“Há algo transgressivo e até transgénero” no ‘wrestling&rsquo
O ‘wrestling’ profissional, popularizado a nível mundial pela empresa World Wrestling Entertainment (WWE), tem algo de “transgressivo e até transgénero”, disse à Lusa a jornalista Abraham Josephine Reisman, autora de uma biografia do dirigente da WWE Vince McMahon.
A biografia, intitulada “The Ringmaster”, vai ser publicada nos Estados Unidos no dia 28 de março, pela Simon & Schuster, sem edição prevista em Portugal até ao momento, apesar das vendas positivas registadas pela biografia de Stan Lee, assinada por Reisman, que a Kathartika lançou em novembro.
“Uma coisa que vejo agora e que não via tanto antes de começar esta jornada de sair do armário como trans é que eu não via quão ‘queer’ e trans o ‘wrestling’ era”, disse Reisman à Lusa, atribuindo o crédito dessa perceção à mulher, a escritora S.I. Rosenbaum.
Reisman realçou que “apesar de o 'wrestling' ser textualmente muito heteronormativo, apesar de ser muito focado no reforço de construções heterossexuais e cisgénero [que tem uma identidade de género igual ao sexo que tem à nascença], também há este subtexto que é sobre transgressão de género”.
“Tens esta camada sob tudo aquilo, quando, muitas vezes, homens bonitos, esculpidos, mostram muita pele, usam cores garridas e, acima de tudo, mostram fraqueza.

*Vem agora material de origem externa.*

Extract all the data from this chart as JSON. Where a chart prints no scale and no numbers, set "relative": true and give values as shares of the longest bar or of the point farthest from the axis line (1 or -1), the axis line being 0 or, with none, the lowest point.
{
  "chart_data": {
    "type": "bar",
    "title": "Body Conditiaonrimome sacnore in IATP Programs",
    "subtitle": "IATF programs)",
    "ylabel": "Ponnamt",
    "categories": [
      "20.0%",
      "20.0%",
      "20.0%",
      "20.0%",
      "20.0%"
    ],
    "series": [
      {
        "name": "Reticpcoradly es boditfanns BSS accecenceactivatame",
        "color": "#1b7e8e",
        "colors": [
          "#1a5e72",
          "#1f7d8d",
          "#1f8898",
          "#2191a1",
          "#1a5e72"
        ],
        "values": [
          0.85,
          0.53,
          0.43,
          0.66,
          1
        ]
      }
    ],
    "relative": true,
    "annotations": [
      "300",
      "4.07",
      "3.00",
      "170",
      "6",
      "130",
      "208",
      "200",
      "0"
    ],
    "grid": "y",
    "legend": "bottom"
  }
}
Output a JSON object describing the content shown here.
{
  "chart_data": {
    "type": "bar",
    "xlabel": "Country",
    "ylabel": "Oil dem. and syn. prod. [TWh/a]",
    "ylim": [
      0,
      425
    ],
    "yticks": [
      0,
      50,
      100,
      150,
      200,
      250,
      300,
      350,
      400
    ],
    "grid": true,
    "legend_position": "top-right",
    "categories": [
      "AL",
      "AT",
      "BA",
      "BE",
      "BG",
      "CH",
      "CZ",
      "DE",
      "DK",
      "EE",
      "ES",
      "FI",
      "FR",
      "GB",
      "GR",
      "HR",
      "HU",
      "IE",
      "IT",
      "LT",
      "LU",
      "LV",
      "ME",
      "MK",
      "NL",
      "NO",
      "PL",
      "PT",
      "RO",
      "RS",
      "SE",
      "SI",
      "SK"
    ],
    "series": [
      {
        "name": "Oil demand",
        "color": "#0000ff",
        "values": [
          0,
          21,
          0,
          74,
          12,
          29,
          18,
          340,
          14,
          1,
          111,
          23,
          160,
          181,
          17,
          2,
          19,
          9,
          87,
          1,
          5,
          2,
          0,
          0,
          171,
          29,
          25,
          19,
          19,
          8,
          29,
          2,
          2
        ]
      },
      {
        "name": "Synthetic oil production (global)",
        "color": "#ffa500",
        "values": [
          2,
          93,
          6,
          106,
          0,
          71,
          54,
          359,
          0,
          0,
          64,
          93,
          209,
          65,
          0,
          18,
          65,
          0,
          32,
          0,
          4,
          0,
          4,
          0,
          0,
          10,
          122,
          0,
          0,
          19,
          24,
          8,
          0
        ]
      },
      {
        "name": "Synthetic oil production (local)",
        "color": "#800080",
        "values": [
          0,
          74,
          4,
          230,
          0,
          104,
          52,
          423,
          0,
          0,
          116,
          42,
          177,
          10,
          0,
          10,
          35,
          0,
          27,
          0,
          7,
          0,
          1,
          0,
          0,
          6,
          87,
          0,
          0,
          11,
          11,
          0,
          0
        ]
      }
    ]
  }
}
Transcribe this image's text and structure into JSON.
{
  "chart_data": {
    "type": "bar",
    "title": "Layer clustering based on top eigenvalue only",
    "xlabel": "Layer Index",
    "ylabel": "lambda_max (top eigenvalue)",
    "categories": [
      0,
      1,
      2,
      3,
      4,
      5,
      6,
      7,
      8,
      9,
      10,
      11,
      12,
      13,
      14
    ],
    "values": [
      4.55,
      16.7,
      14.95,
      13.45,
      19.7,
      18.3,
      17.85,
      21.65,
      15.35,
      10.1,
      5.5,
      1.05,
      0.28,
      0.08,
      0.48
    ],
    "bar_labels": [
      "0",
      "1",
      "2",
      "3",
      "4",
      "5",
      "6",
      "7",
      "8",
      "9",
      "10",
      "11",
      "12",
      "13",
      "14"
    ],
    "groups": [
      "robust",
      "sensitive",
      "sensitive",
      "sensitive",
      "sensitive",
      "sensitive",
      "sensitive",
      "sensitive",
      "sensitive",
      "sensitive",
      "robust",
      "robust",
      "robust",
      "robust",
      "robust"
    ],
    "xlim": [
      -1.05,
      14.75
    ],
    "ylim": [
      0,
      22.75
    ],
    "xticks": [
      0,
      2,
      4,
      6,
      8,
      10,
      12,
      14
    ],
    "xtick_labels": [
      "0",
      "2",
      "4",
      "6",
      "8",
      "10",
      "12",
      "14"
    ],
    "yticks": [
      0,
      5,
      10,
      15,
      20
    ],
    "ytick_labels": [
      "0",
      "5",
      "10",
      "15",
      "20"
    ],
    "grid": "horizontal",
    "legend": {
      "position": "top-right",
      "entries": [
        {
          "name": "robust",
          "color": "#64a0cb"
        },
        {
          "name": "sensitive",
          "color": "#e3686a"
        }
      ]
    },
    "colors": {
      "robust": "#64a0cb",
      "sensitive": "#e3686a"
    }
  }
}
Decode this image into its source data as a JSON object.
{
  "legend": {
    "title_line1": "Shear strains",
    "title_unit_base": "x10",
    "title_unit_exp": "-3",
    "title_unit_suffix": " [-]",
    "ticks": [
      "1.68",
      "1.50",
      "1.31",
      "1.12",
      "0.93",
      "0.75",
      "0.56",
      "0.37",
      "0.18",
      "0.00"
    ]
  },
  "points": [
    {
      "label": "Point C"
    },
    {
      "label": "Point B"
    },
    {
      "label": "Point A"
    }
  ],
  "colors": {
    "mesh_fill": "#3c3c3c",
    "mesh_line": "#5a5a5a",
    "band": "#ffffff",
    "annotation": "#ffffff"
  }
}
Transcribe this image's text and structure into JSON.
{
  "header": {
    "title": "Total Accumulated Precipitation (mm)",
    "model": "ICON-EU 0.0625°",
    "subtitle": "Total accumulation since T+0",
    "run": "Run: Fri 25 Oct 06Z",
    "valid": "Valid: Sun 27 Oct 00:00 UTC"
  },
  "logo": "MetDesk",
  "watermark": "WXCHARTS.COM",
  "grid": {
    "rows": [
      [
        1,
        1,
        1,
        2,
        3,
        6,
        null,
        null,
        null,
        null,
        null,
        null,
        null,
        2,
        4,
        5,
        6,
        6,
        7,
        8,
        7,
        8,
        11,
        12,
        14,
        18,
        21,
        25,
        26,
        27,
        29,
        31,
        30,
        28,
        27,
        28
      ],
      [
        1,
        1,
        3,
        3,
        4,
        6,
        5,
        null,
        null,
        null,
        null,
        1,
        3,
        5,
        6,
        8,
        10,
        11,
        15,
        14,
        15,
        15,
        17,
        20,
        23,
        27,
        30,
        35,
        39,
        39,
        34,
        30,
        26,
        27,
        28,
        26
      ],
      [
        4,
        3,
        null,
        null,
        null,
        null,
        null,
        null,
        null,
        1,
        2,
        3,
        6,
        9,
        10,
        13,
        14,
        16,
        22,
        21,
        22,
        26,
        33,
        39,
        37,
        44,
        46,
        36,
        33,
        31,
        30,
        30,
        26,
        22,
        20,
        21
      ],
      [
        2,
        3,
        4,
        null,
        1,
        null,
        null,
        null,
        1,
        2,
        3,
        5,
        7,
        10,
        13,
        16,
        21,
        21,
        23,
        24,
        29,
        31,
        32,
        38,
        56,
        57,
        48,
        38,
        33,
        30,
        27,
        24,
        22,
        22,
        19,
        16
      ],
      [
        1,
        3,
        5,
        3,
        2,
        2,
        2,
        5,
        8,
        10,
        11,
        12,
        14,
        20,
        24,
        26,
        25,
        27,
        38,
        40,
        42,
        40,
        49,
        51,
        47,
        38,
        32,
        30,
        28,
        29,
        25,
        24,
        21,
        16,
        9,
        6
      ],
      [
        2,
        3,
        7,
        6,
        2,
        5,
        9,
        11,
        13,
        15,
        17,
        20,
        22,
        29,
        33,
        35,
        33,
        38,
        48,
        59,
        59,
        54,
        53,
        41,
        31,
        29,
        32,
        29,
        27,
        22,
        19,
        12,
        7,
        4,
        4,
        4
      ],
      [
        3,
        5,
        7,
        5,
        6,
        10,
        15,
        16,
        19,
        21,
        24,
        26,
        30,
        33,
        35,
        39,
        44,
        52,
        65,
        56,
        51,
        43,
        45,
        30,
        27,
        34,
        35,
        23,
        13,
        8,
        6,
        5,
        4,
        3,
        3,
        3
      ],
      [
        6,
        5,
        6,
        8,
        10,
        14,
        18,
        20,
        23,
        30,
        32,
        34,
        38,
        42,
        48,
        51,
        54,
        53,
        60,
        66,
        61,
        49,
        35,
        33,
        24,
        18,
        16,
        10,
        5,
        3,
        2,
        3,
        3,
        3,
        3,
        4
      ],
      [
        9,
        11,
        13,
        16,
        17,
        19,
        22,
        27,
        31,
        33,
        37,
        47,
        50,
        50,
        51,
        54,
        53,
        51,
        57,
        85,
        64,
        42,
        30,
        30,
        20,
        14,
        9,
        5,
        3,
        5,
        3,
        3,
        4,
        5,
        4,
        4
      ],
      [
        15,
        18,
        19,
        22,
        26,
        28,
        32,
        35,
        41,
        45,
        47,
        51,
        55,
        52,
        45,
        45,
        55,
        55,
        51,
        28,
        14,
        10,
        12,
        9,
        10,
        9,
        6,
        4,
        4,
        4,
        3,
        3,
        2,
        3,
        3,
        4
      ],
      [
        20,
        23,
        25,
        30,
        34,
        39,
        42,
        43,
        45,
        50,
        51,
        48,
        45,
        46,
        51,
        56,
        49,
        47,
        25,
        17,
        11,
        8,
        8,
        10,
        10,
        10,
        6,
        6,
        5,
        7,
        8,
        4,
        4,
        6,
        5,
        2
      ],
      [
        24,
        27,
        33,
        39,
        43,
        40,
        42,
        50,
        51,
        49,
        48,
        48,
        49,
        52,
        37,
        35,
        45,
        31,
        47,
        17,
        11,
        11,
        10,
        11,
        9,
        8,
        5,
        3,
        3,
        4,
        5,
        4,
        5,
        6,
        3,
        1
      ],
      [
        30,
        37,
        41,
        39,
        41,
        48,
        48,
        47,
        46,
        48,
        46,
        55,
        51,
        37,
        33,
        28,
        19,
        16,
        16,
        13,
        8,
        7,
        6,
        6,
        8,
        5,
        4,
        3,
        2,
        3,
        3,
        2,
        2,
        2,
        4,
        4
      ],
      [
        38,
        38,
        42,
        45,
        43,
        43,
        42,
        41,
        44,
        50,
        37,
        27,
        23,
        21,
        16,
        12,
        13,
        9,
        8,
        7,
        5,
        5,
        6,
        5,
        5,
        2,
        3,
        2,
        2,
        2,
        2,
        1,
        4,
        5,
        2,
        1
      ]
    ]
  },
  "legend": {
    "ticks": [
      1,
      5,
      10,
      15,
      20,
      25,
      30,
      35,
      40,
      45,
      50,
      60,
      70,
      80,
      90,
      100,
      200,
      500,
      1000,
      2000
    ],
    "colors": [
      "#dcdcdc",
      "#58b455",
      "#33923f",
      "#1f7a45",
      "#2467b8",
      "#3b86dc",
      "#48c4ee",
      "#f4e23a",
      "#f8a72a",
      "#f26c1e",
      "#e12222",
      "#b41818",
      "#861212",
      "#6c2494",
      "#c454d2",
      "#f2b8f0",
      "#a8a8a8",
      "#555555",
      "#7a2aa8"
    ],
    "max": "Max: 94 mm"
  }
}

A essência do combate de ‘wrestling’ não é força, é fraqueza, precisas de mostrar ao público que sentes dor quando o teu adversário te está a fazer algo no ringue”, afirmou a autora de “The Ringmaster”.
Essa fraqueza “é algo que não se ensina aos homens [nos Estados Unidos]”, acrescentou Reisman, que sublinhou: “Não se ensina a mostrar fraqueza, ensina-se a escondê-la. Há algo muito transgressivo e quase transgénero sobre o durão no ringue a abrir o coração, mesmo que seja apenas performativo”.
O ‘wrestling’ consiste no combate “semi-coreografado”, num ringue, por duas ou mais pessoas (geralmente homens, mas com crescente presença feminina), que requer a cooperação entre os participantes e habilidade para executar os movimentos previstos.
Ou seja, apesar de durante décadas a encenação se ter mantido um segredo do ofício, é agora assumido que é algo performativo, com argumentos e resultados previamente combinados, algo que foi colocado às claras no âmbito de um processo em tribunal na década de 1980 e assumido em pleno por McMahon com a transição de WWF (World Wrestling Federation) para WWE, que se traduz por algo como “Entretenimento Mundial de Wrestling”.
Nesse contexto, são criadas narrativas entre os bons (chamados ‘faces’, de ‘babyface’) e os maus (‘heels’), com mais ou menos complexidade e artifício de narrativa.
Em Portugal, a também chamada luta livre americana chegou a ter transmissão na RTP no começo da década de 1990 pela RTP, com comentário de Tarzan Taborda e António Macedo. A então WWF apresentou-se ao vivo no Dramático de Cascais, em 1993.
Como escreve Reisman na biografia de McMahon, “o ‘wrestling’ moldou toda uma geração de homens ‘millennials’”. “Se eras um miúdo de 13 anos em 1999, era impossível evitar o ‘wrestling’”.
“Aprendi sobre artifício sério, sobre as linhas opacas entre o bem e o mal no mundo, sobre como as pessoas podem mudar as suas valências morais por um tostão. Mais, aprendi como a sociedade queria que os rapazes fossem. Apesar de ter deixado de ver esta forma de arte, e apesar de agora me identificar como transgénero, deixou uma marca indelével em mim – e de mim”, acrescentou a autora.
Na obra, Reisman acrescenta: “Não estou sozinha nisso. As gerações que eram crianças quando o produto da WWF se fundiu nos nossos cérebros, nas décadas de 1980 e 1990, estão agora a chegar a posições de poder. Somos, às nossas maneiras, os filhos de Vince, e estamos prestes a herdar a terra”.